Organisme à but non lucratif qui amasse des dons au Québec pour favoriser une accessibilité à l'éducation aux enfants défavorisés du Bénin, en Afrique de l'Ouest, en leur offrant l'uniforme scolaire obligatoire pour fréquenter l'école, le kaki.
Les brèves kaki
décembre 2014
Comme dernier envoi de l'an 2014, nous tenons bien sûr à vous tenir informés de la remise 2014 qui s'est bien déroulée il y a quelques jours. Par la suite, nous en profiterons pour faire un bilan des activités de l'année.
La collecte 2015 est déjà commencée. Débutez l'année en beauté en assurant à un enfant béninois l'accès à l'éducation.
Une école toute vêtue de kakis
Cette année, grâce à votre générosité, nous avons pu confectionner 290 kakis. Un nouveau visage : Martine Gauthier était cette fois sur place pour vivre l'expérience d'une cérémonie de remise. Le village sélectionné se nomme Amonlehokon-Segbeya et est situé dans la magnifique région de la ville de Ouidah. Martine nous livre les détails de son expérience.
Vendredi dernier, le 28 novembre, je me suis rendue dans un petit village de la commune de Ouidah pour représenter les kakis-donneurs québécois qui ont réussi à acheter 290 uniformes. Nous attendait tout le village et laissez-moi vous dire que j’étais l’attraction de tous, la blanche, la yovo. J’ai eu droit à une chanson d’accueil, à des sourires et des poignées de main, à des photos, un chœur de remerciements, un Coka Cola, et des souvenirs remplis d’émotions. Je vous ai placé un petit vidéo, écoutez bien les noms des personnes remerciées. J’ai placé aussi le début du discours de la jeune fille pour vous illustrer l’importance des présentations; elle a été longuement complimentée pour la qualité de sa lecture.

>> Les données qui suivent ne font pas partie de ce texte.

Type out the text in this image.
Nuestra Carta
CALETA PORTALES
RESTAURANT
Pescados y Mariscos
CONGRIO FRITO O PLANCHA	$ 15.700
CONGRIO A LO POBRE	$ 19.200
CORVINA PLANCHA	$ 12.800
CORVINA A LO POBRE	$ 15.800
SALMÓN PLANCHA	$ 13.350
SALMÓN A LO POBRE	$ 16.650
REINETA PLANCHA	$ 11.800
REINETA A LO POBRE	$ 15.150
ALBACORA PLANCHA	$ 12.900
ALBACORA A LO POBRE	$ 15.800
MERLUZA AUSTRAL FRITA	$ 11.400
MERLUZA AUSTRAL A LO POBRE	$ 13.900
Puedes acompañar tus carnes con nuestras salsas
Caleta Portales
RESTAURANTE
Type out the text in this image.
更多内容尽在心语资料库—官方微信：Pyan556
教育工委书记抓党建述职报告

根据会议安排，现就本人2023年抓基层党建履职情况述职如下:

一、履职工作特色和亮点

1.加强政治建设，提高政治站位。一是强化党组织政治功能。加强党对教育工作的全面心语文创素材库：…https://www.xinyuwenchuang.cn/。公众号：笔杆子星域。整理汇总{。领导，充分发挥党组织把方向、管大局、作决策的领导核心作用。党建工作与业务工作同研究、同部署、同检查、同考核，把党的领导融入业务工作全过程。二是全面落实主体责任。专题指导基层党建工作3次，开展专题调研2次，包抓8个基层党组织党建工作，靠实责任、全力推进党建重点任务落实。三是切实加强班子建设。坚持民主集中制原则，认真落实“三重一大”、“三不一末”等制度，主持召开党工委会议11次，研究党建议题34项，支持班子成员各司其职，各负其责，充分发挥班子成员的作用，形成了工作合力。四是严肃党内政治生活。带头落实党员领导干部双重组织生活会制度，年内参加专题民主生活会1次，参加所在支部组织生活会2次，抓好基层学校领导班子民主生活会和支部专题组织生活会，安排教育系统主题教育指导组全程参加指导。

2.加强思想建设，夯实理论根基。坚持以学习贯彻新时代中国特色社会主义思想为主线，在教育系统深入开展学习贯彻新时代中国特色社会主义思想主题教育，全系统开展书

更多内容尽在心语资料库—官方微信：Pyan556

Qui dit cérémonie africaine, dit protocole bien orchestré où tous sont placés et nommés dans l’ordre de la hiérarchie, ce qui fait que je me suis retrouvée assise à côté du chef du village, qui heureusement pour moi, parlait un français impeccable, fier de me dire qu’il est instruit et que l’éducation est un enjeu majeur pour son pays. S’il ne m’a pas dit merci 10 fois, il ne me l’a pas dit une fois. J’ai dû aussi prendre la parole, moi qui adore ces situations; un refus aurait été une offense majeure; pas de place pour l’humilité. Je leur ai demandé de faire honneur à leur uniforme en travaillant bien et je leur ai souhaité de venir un jour à leur tour, voir le Québec. Et voilà pour le volet toutes autres tâches connexes de mon contrat de coopérante.
Je sais que les causes sont nombreuses; celle-ci vient de prendre une place privilégiée dans mon cœur. J’espère qu’elle saura aussi vous séduire.
Un spectacle tout en diversité
La tradition veut désormais qu'un spectacle-bénéfice à Montréal précède les remises de kakis. 2014 n'a pas fait exception. Le 23 août denier, nos plus grands collaborateurs sont venus présenter leurs talents. Piano, djembé, danse, harpe, musique québécoise, etc. Nous avons même eu la performance inattendue d'une maman béninoise qui a tenu à nous remercier de tout ce que nous faisions pour son pays avec un chant traditionnel improvisé avec pour percussion une simple bouteille de bière et un couteau.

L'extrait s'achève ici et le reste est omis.